子供を失った家族の日記

子供を病気や事故で失った家族の日記

7月9日(火)グリーフケア(まだまだショック期)

大切な人との死別や離別で受ける悲しみと立ち直りのプロセスを「グリーフワーク」といいます。

グリーフワークは、主に以下の4つの段階で構成されます。

1.ショック期 廻りの人は子供を失う事への理解が少ないというのが実感です。
2.喪失期
3.閉じこもり期
4.癒し・再生期

注意したいのが、この4つのプロセスが必ずしも順序立てて進むわけではない、ということです。各プロセスを行き来したり、回復と後退を繰り返しながら進行することもあります。
また、回復に至るまでの期間も人それぞれです。故人との関係性、死の状況、その他の要因により個人差がある点を理解しておきましょう。

1.ショック期(受け入れられない時期は長いです)

大切な人を亡くした直後、多くの人が経験するのがショック期です。

この期間は、突然の死を受け入れられず、茫然自失となったり、感覚が麻痺するような状態になることがあります。

現実を受け止められず、パニック状態に陥る人も少なくありません。

2.喪失期

故人の死を現実として受け入れ始めるものの、心の整理が追いつかず、さまざまな感情が渦巻くのがこの時期の特徴です。
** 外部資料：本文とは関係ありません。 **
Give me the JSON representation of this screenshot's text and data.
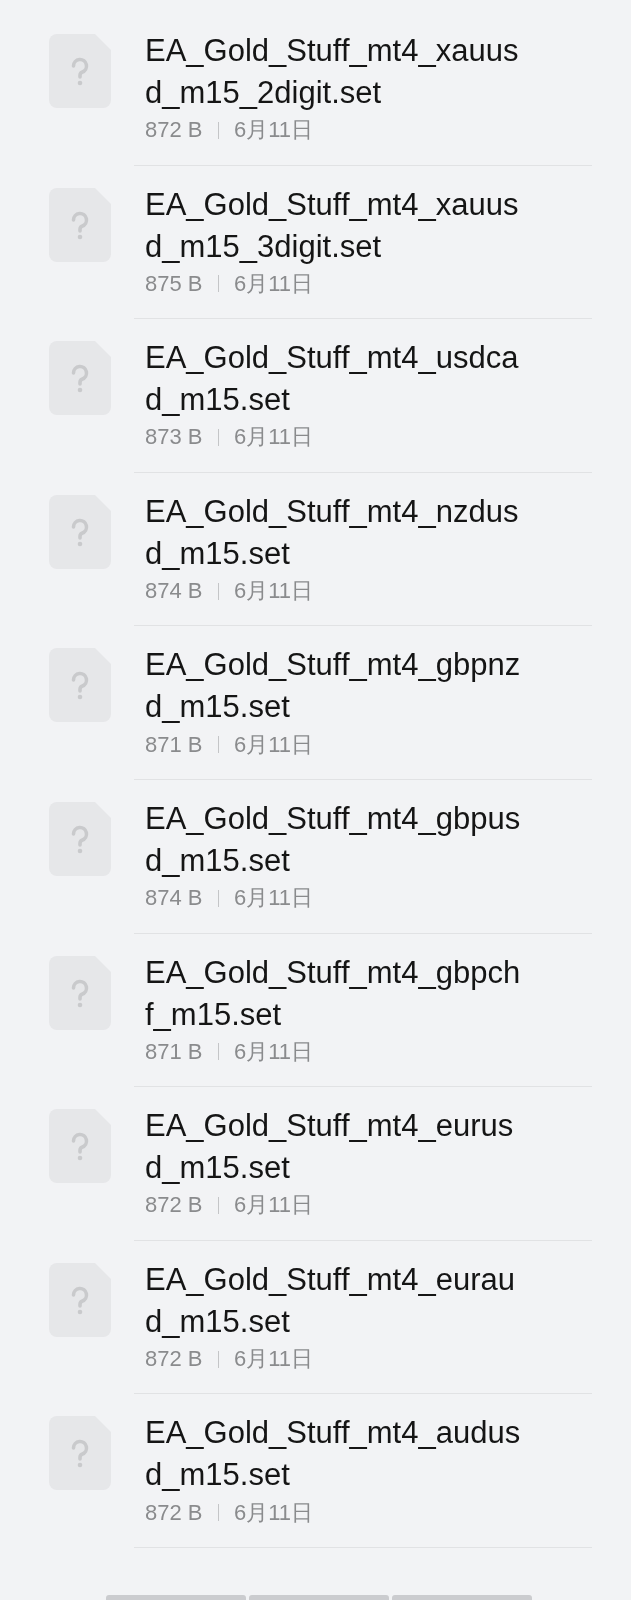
{
  "files": [
    {
      "name": "EA_Gold_Stuff_mt4_xauusd_m15_2digit.set",
      "size": "872 B",
      "date": "6月11日"
    },
    {
      "name": "EA_Gold_Stuff_mt4_xauusd_m15_3digit.set",
      "size": "875 B",
      "date": "6月11日"
    },
    {
      "name": "EA_Gold_Stuff_mt4_usdcad_m15.set",
      "size": "873 B",
      "date": "6月11日"
    },
    {
      "name": "EA_Gold_Stuff_mt4_nzdusd_m15.set",
      "size": "874 B",
      "date": "6月11日"
    },
    {
      "name": "EA_Gold_Stuff_mt4_gbpnzd_m15.set",
      "size": "871 B",
      "date": "6月11日"
    },
    {
      "name": "EA_Gold_Stuff_mt4_gbpusd_m15.set",
      "size": "874 B",
      "date": "6月11日"
    },
    {
      "name": "EA_Gold_Stuff_mt4_gbpchf_m15.set",
      "size": "871 B",
      "date": "6月11日"
    },
    {
      "name": "EA_Gold_Stuff_mt4_eurusd_m15.set",
      "size": "872 B",
      "date": "6月11日"
    },
    {
      "name": "EA_Gold_Stuff_mt4_euraud_m15.set",
      "size": "872 B",
      "date": "6月11日"
    },
    {
      "name": "EA_Gold_Stuff_mt4_audusd_m15.set",
      "size": "872 B",
      "date": "6月11日"
    }
  ]
}
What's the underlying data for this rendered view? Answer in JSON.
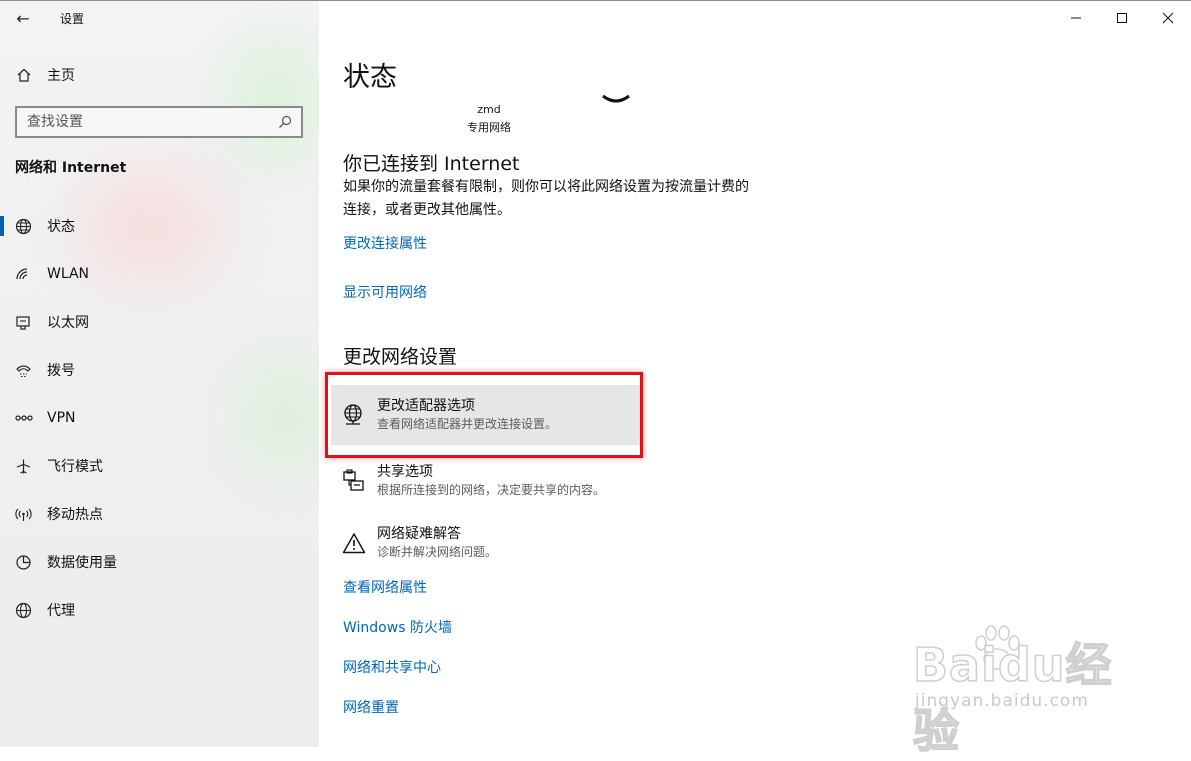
{
  "titlebar": {
    "back_label": "←",
    "app_title": "设置",
    "minimize": "—",
    "maximize": "☐",
    "close": "✕"
  },
  "sidebar": {
    "home_label": "主页",
    "search_placeholder": "查找设置",
    "section_heading": "网络和 Internet",
    "items": [
      {
        "label": "状态",
        "icon": "globe-status-icon",
        "active": true
      },
      {
        "label": "WLAN",
        "icon": "wifi-icon",
        "active": false
      },
      {
        "label": "以太网",
        "icon": "ethernet-icon",
        "active": false
      },
      {
        "label": "拨号",
        "icon": "dialup-icon",
        "active": false
      },
      {
        "label": "VPN",
        "icon": "vpn-icon",
        "active": false
      },
      {
        "label": "飞行模式",
        "icon": "airplane-icon",
        "active": false
      },
      {
        "label": "移动热点",
        "icon": "hotspot-icon",
        "active": false
      },
      {
        "label": "数据使用量",
        "icon": "data-usage-icon",
        "active": false
      },
      {
        "label": "代理",
        "icon": "proxy-globe-icon",
        "active": false
      }
    ]
  },
  "main": {
    "page_title": "状态",
    "network_name": "zmd",
    "network_type": "专用网络",
    "connected_title": "你已连接到 Internet",
    "connected_desc": "如果你的流量套餐有限制，则你可以将此网络设置为按流量计费的连接，或者更改其他属性。",
    "link_change_props": "更改连接属性",
    "link_show_networks": "显示可用网络",
    "change_settings_title": "更改网络设置",
    "settings": [
      {
        "title": "更改适配器选项",
        "desc": "查看网络适配器并更改连接设置。",
        "icon": "adapter-globe-icon"
      },
      {
        "title": "共享选项",
        "desc": "根据所连接到的网络，决定要共享的内容。",
        "icon": "sharing-icon"
      },
      {
        "title": "网络疑难解答",
        "desc": "诊断并解决网络问题。",
        "icon": "warning-icon"
      }
    ],
    "links_bottom": [
      "查看网络属性",
      "Windows 防火墙",
      "网络和共享中心",
      "网络重置"
    ]
  },
  "watermark": {
    "main": "Baidu经验",
    "sub": "jingyan.baidu.com"
  },
  "colors": {
    "accent": "#0063b1",
    "link": "#0067b8",
    "highlight": "#d8151b"
  }
}
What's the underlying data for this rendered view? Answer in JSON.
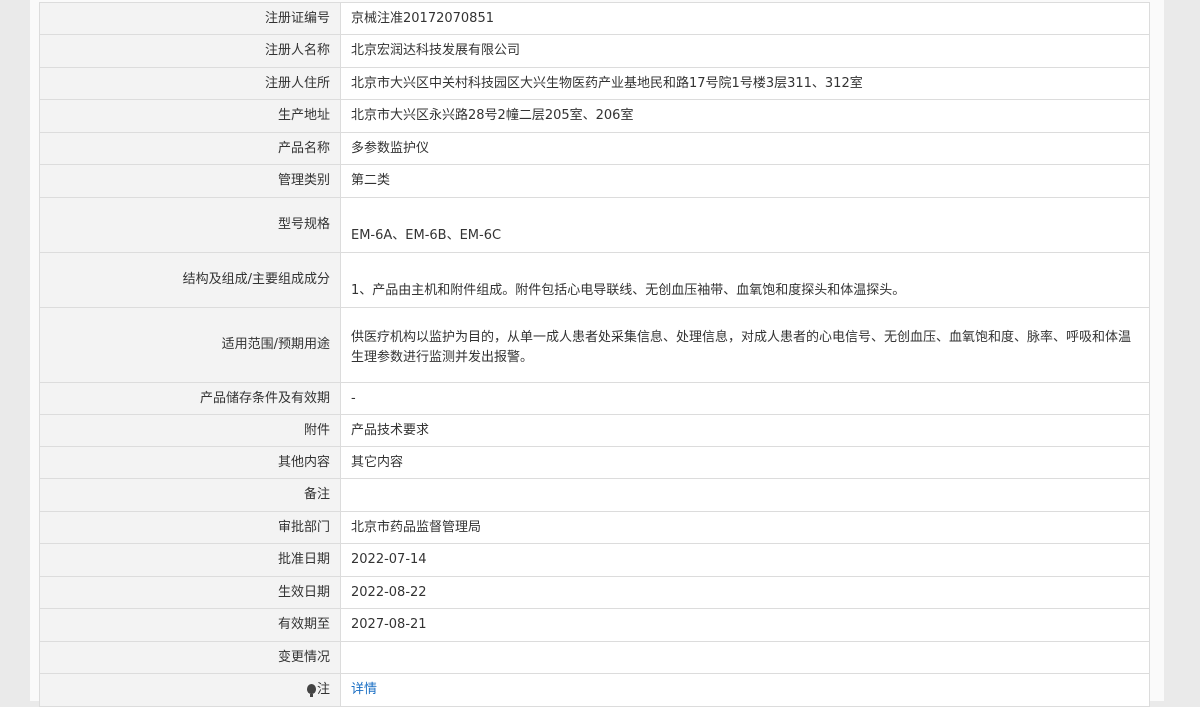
{
  "rows": [
    {
      "label": "注册证编号",
      "value": "京械注准20172070851"
    },
    {
      "label": "注册人名称",
      "value": "北京宏润达科技发展有限公司"
    },
    {
      "label": "注册人住所",
      "value": "北京市大兴区中关村科技园区大兴生物医药产业基地民和路17号院1号楼3层311、312室"
    },
    {
      "label": "生产地址",
      "value": "北京市大兴区永兴路28号2幢二层205室、206室"
    },
    {
      "label": "产品名称",
      "value": "多参数监护仪"
    },
    {
      "label": "管理类别",
      "value": "第二类"
    },
    {
      "label": "型号规格",
      "value": "EM-6A、EM-6B、EM-6C"
    },
    {
      "label": "结构及组成/主要组成成分",
      "value": "1、产品由主机和附件组成。附件包括心电导联线、无创血压袖带、血氧饱和度探头和体温探头。"
    },
    {
      "label": "适用范围/预期用途",
      "value": "供医疗机构以监护为目的，从单一成人患者处采集信息、处理信息，对成人患者的心电信号、无创血压、血氧饱和度、脉率、呼吸和体温生理参数进行监测并发出报警。"
    },
    {
      "label": "产品储存条件及有效期",
      "value": "-"
    },
    {
      "label": "附件",
      "value": "产品技术要求"
    },
    {
      "label": "其他内容",
      "value": "其它内容"
    },
    {
      "label": "备注",
      "value": ""
    },
    {
      "label": "审批部门",
      "value": "北京市药品监督管理局"
    },
    {
      "label": "批准日期",
      "value": "2022-07-14"
    },
    {
      "label": "生效日期",
      "value": "2022-08-22"
    },
    {
      "label": "有效期至",
      "value": "2027-08-21"
    },
    {
      "label": "变更情况",
      "value": ""
    },
    {
      "label": "注",
      "value": "详情"
    }
  ]
}
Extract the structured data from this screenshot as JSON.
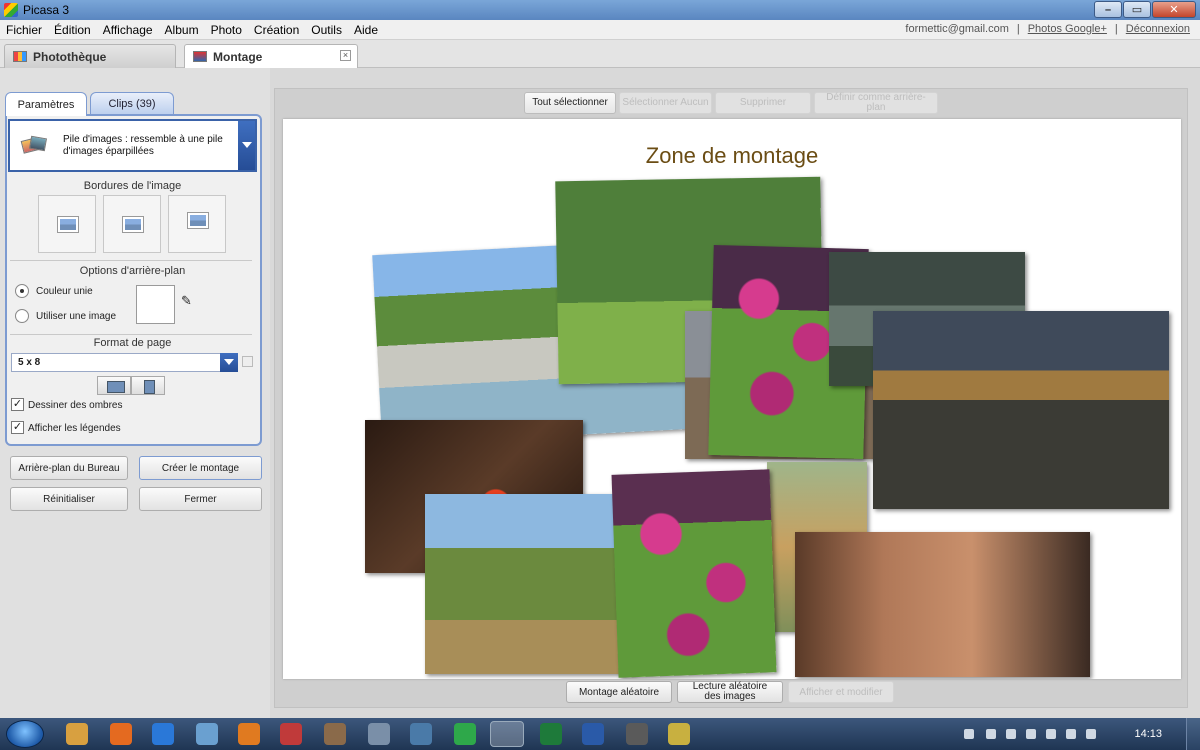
{
  "window": {
    "title": "Picasa 3"
  },
  "menu": {
    "items": [
      "Fichier",
      "Édition",
      "Affichage",
      "Album",
      "Photo",
      "Création",
      "Outils",
      "Aide"
    ],
    "account_email": "formettic@gmail.com",
    "sep": "|",
    "photos_link": "Photos Google+",
    "logout_link": "Déconnexion"
  },
  "tabs": {
    "library": "Photothèque",
    "montage": "Montage",
    "close_glyph": "×"
  },
  "panel": {
    "tab_params": "Paramètres",
    "tab_clips": "Clips (39)",
    "layout_text": "Pile d'images : ressemble à une pile d'images éparpillées",
    "borders_title": "Bordures de l'image",
    "background_title": "Options d'arrière-plan",
    "solid_color": "Couleur unie",
    "use_image": "Utiliser une image",
    "page_format_title": "Format de page",
    "page_format_value": "5 x 8",
    "draw_shadows": "Dessiner des ombres",
    "show_captions": "Afficher les légendes",
    "background_color": "#ffffff"
  },
  "actions": {
    "desktop_bg": "Arrière-plan du Bureau",
    "create_montage": "Créer le montage",
    "reset": "Réinitialiser",
    "close": "Fermer"
  },
  "toolbar": {
    "select_all": "Tout sélectionner",
    "select_none": "Sélectionner Aucun",
    "delete": "Supprimer",
    "set_background": "Définir comme arrière-plan"
  },
  "canvas": {
    "title": "Zone de montage"
  },
  "bottom": {
    "random_montage": "Montage aléatoire",
    "shuffle_images": "Lecture aléatoire des images",
    "view_edit": "Afficher et modifier"
  },
  "taskbar": {
    "clock": "14:13"
  },
  "colors": {
    "accent": "#7d9bd1",
    "title_text": "#6b4d14"
  }
}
号泣や怒り、敵意、自責感といった感情が波のように押し寄せ、心身に大きな負担がかかります。

なかには、故人がまだ生きているかのように感じ、そのように振る舞う人もいます。

これは、死や別れを完全には受け入れられない心の防衛反応と考えられます。この段階で大切なのは、悲しみを抑え込まず、感情をしっかりと表現することです。

3.閉じこもり期

閉じこもり期は、故人の死をある程度受け止めはしたものの、自身の価値観や生活の意味を見失い、うつ状態や無気力に陥る時期です。

罪悪感や自責感など、複雑な感情が生まれてくる時期でもあります。

4.癒し・再生期

癒し・再生期は、大切な人との死別や離別を乗り越え、自己の再生や新たな社会関係を築いていく時期です。

一見すると悲しんでいないように見えるため、周囲からは「もう元気になった」と誤解されることがあります。しかし、これも悲嘆のプロセスの一環であり、正常な反応です。

グリーフワークの全体を通じた期間は、一般的に配偶者の死別では1年から2年、子供の死別の場合は2年から5年とされています。

ただし、完全に回復するまでの期間は個人差があります。故人の年齢や別れ方、関係性によっても異なるため、その点を考慮することが重要です。